Whymommy- thank you for being such an inspiration not only to cancer survivors and mothers but to just regular ole people like me.
May 6, 2008 at 10:54 am
It is so good to hear you are getting so much stronger!
May 6, 2008 at 11:43 am
What a wonderful time to be regaining your strength! Enjoy your beautiful spring with your boys.
May 6, 2008 at 11:51 am
what a blessing, enjoy!
May 6, 2008 at 11:53 am
Enjoy all your walks!
May 6, 2008 at 12:33 pm
Wonderful!! Now all you need is a hot pink pedometer to keep track of all the many, many happy miles you stroll…
xoxo CGF
May 6, 2008 at 12:47 pm
This piece brought tears to my eyes. I understand completely the joy in doing the things that, before cancer, we may have taken for granted. You right beautifully. I love that you are now cancer-free. And I can’t wait to meet you at BlogHer!
May 6, 2008 at 12:47 pm
You’re an inspiration WM!! Just wanted you to know that.
May 6, 2008 at 4:06 pm
I’m so happy for you.
May 6, 2008 at 8:30 pm
It’s always darkest before the dawn; and you seem to be at the dawn of a new day. God bless you.
May 6, 2008 at 9:24 pm
You’re fabulous, woman.
May 6, 2008 at 9:28 pm
O.k. I need to get in on some of the walking action as soon as my blisters heal
.
XO
May 6, 2008 at 9:35 pm
I am so happy to hear that you are feeling stronger every day. I am also thankful that you have been steadily keeping your blog during all that time, during the good and the many bad days. Anyone who is facing a difficult situation as the one you have been undergoing this past year will find in your blog not only important information about how to deal with cancer, but also a message of hope and that things do get better!
May 6, 2008 at 9:55 pm
Yay! I am so glad you are getting out there with your boys and can’t wait to walk with you at the Race for the Cure! Congrats on being cancer-free. It must feel amazing.
May 6, 2008 at 10:48 pm
How spectacular are you? This is the best thing I’ve heard/read/felt all week.
May 6, 2008 at 11:02 pm
I’m so glad, and I can sooo totally see you out there walking and soaking in the joy that is life.
May 6, 2008 at 11:08 pm
I am so glad that your beautiful boys and you are able to go outside and enjoy wonderful walks together.
I had the pleasure of meeting a women this past weekend that made me think of you. This beautiful woman so full of life and love for others crossed my path because of maternity clothes. She has a young son who is 6 months old…the same age as my baby girl…and she is 8 weeks pregnant with her second.
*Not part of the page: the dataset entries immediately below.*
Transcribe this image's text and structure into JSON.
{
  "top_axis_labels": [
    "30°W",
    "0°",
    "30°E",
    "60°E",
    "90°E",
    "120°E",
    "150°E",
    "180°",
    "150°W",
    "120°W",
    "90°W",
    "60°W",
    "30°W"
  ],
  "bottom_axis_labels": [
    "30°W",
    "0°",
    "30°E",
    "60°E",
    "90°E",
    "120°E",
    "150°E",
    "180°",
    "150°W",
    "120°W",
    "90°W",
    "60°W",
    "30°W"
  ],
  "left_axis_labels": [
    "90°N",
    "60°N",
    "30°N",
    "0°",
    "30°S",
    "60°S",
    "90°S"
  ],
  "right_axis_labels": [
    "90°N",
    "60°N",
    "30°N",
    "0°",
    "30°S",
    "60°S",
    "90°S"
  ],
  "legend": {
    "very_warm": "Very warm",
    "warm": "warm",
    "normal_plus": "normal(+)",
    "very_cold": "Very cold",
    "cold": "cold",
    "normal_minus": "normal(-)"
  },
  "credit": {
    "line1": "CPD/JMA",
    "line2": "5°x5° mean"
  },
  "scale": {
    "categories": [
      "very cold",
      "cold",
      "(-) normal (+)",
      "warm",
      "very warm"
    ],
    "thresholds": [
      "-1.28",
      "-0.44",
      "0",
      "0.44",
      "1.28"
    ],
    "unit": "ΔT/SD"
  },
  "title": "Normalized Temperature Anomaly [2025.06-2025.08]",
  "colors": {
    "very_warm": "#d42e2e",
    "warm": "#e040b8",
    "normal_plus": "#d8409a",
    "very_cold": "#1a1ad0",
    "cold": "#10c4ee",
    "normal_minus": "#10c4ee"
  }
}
She needed new maternity clothes because she got rid of all of her maternity clothes from the first pregnancy because her doctor told her that she could never get pregnant again because of her breast cancer diagnosis. Shortly after her double mastectomy was when she learned that her second child was growing under her heart.
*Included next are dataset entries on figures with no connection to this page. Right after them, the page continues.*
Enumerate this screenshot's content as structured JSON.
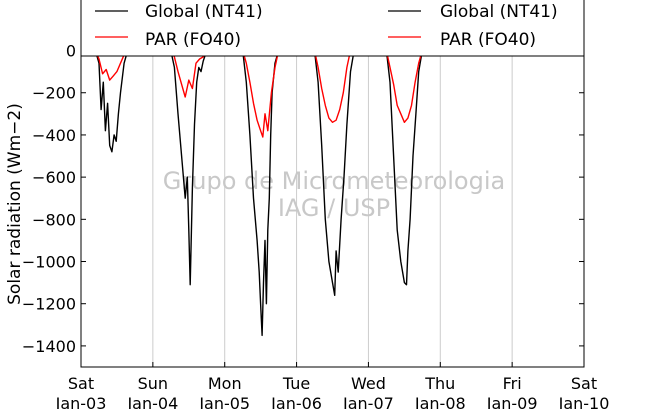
{
  "chart_data": {
    "type": "line",
    "title": "",
    "xlabel": "",
    "ylabel": "Solar radiation (Wm−2)",
    "ylim": [
      -1500,
      50
    ],
    "yticks": [
      0,
      -200,
      -400,
      -600,
      -800,
      -1000,
      -1200,
      -1400
    ],
    "ytick_labels": [
      "0",
      "−200",
      "−400",
      "−600",
      "−800",
      "−1000",
      "−1200",
      "−1400"
    ],
    "x_days": [
      "Sat\nJan-03",
      "Sun\nJan-04",
      "Mon\nJan-05",
      "Tue\nJan-06",
      "Wed\nJan-07",
      "Thu\nJan-08",
      "Fri\nJan-09",
      "Sat\nJan-10"
    ],
    "xtick_labels": [
      {
        "day": "Sat",
        "date": "Jan-03"
      },
      {
        "day": "Sun",
        "date": "Jan-04"
      },
      {
        "day": "Mon",
        "date": "Jan-05"
      },
      {
        "day": "Tue",
        "date": "Jan-06"
      },
      {
        "day": "Wed",
        "date": "Jan-07"
      },
      {
        "day": "Thu",
        "date": "Jan-08"
      },
      {
        "day": "Fri",
        "date": "Jan-09"
      },
      {
        "day": "Sat",
        "date": "Jan-10"
      }
    ],
    "grid": "vertical",
    "legend_position": "top (two overlapping legend boxes)",
    "legend_entries": [
      {
        "label": "Global (NT41)",
        "color": "#000000"
      },
      {
        "label": "PAR (FO40)",
        "color": "#ff0000"
      },
      {
        "label": "Global (NT41)",
        "color": "#000000"
      },
      {
        "label": "PAR (FO40)",
        "color": "#ff0000"
      }
    ],
    "watermark": [
      "Grupo de Micrometeorologia",
      "IAG / USP"
    ],
    "series": [
      {
        "name": "Global (NT41)",
        "color": "#000000",
        "x": [
          0.0,
          0.2,
          0.25,
          0.28,
          0.31,
          0.34,
          0.37,
          0.4,
          0.43,
          0.46,
          0.49,
          0.52,
          0.55,
          0.6,
          0.65,
          0.75,
          1.0,
          1.25,
          1.3,
          1.35,
          1.4,
          1.45,
          1.48,
          1.5,
          1.52,
          1.55,
          1.58,
          1.61,
          1.64,
          1.67,
          1.7,
          1.75,
          1.8,
          2.0,
          2.25,
          2.3,
          2.35,
          2.4,
          2.45,
          2.48,
          2.5,
          2.52,
          2.54,
          2.56,
          2.58,
          2.6,
          2.62,
          2.64,
          2.66,
          2.7,
          2.75,
          2.8,
          2.85,
          3.0,
          3.25,
          3.3,
          3.35,
          3.4,
          3.45,
          3.5,
          3.53,
          3.55,
          3.58,
          3.62,
          3.66,
          3.7,
          3.75,
          3.8,
          4.0,
          4.25,
          4.3,
          4.35,
          4.4,
          4.45,
          4.5,
          4.53,
          4.55,
          4.58,
          4.62,
          4.66,
          4.7,
          4.75,
          4.8,
          5.0,
          7.0
        ],
        "y": [
          0,
          0,
          -60,
          -280,
          -150,
          -380,
          -250,
          -450,
          -480,
          -400,
          -430,
          -300,
          -200,
          -60,
          0,
          0,
          0,
          0,
          -80,
          -300,
          -500,
          -700,
          -600,
          -850,
          -1110,
          -650,
          -350,
          -150,
          -80,
          -100,
          -50,
          0,
          0,
          0,
          0,
          -150,
          -400,
          -700,
          -900,
          -1050,
          -1200,
          -1350,
          -1100,
          -900,
          -1200,
          -850,
          -700,
          -400,
          -200,
          -60,
          0,
          0,
          0,
          0,
          0,
          -150,
          -450,
          -800,
          -1000,
          -1100,
          -1160,
          -950,
          -1050,
          -800,
          -600,
          -350,
          -100,
          0,
          0,
          0,
          -150,
          -500,
          -850,
          -1000,
          -1100,
          -1110,
          -950,
          -800,
          -500,
          -300,
          -100,
          0,
          0,
          0,
          0
        ]
      },
      {
        "name": "PAR (FO40)",
        "color": "#ff0000",
        "x": [
          0.0,
          0.2,
          0.25,
          0.3,
          0.35,
          0.4,
          0.45,
          0.5,
          0.55,
          0.6,
          0.65,
          0.75,
          1.0,
          1.25,
          1.3,
          1.35,
          1.4,
          1.45,
          1.5,
          1.55,
          1.6,
          1.65,
          1.7,
          1.75,
          1.8,
          2.0,
          2.25,
          2.3,
          2.35,
          2.4,
          2.45,
          2.5,
          2.53,
          2.56,
          2.6,
          2.65,
          2.7,
          2.75,
          2.8,
          3.0,
          3.25,
          3.3,
          3.35,
          3.4,
          3.45,
          3.5,
          3.55,
          3.6,
          3.65,
          3.7,
          3.75,
          3.8,
          4.0,
          4.25,
          4.3,
          4.35,
          4.4,
          4.45,
          4.5,
          4.55,
          4.6,
          4.65,
          4.7,
          4.75,
          4.8,
          5.0,
          7.0
        ],
        "y": [
          0,
          0,
          -40,
          -110,
          -90,
          -140,
          -120,
          -100,
          -60,
          -20,
          0,
          0,
          0,
          0,
          -30,
          -100,
          -160,
          -220,
          -140,
          -180,
          -60,
          -40,
          -30,
          0,
          0,
          0,
          0,
          -60,
          -150,
          -250,
          -330,
          -380,
          -410,
          -300,
          -380,
          -200,
          -80,
          0,
          0,
          0,
          0,
          -80,
          -180,
          -260,
          -320,
          -340,
          -330,
          -280,
          -200,
          -80,
          0,
          0,
          0,
          0,
          -80,
          -160,
          -260,
          -300,
          -340,
          -320,
          -260,
          -150,
          -60,
          0,
          0,
          0,
          0
        ]
      }
    ]
  }
}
Her doctor wants her to have a “medically necessary” abortion, but she is refusing. Her faith in God and his love for all of us is so strong.
I know that just like you, she will soon be in remission and enjoy walking to the park, pushing a stroller with her two beautiful babies. And everyone will stop and smile at the beautiful sight.
May 7, 2008 at 2:40 am
That recovery of strength is hard to describe until you’ve been there. It sounds so illogical … darn, it probably *is* illogical. But living it was good and now you’re getting to know it as well. Splendid.
May 7, 2008 at 2:58 am
That is absolutely wonderful.
May 7, 2008 at 6:22 am
Wish I was there laughing along with you. But then again, I think we all are.
May 7, 2008 at 11:03 am
As always, I’m so inspired by your post. I’m so happy that you can take those walks again. YAY!
May 7, 2008 at 4:53 pm
Good for you. I’m sure your boys are pleased with that.
May 7, 2008 at 7:20 pm
Yay for you, girl!!!!!!!!
May 21, 2008 at 8:44 am
You are walking more than I do!! That is great!!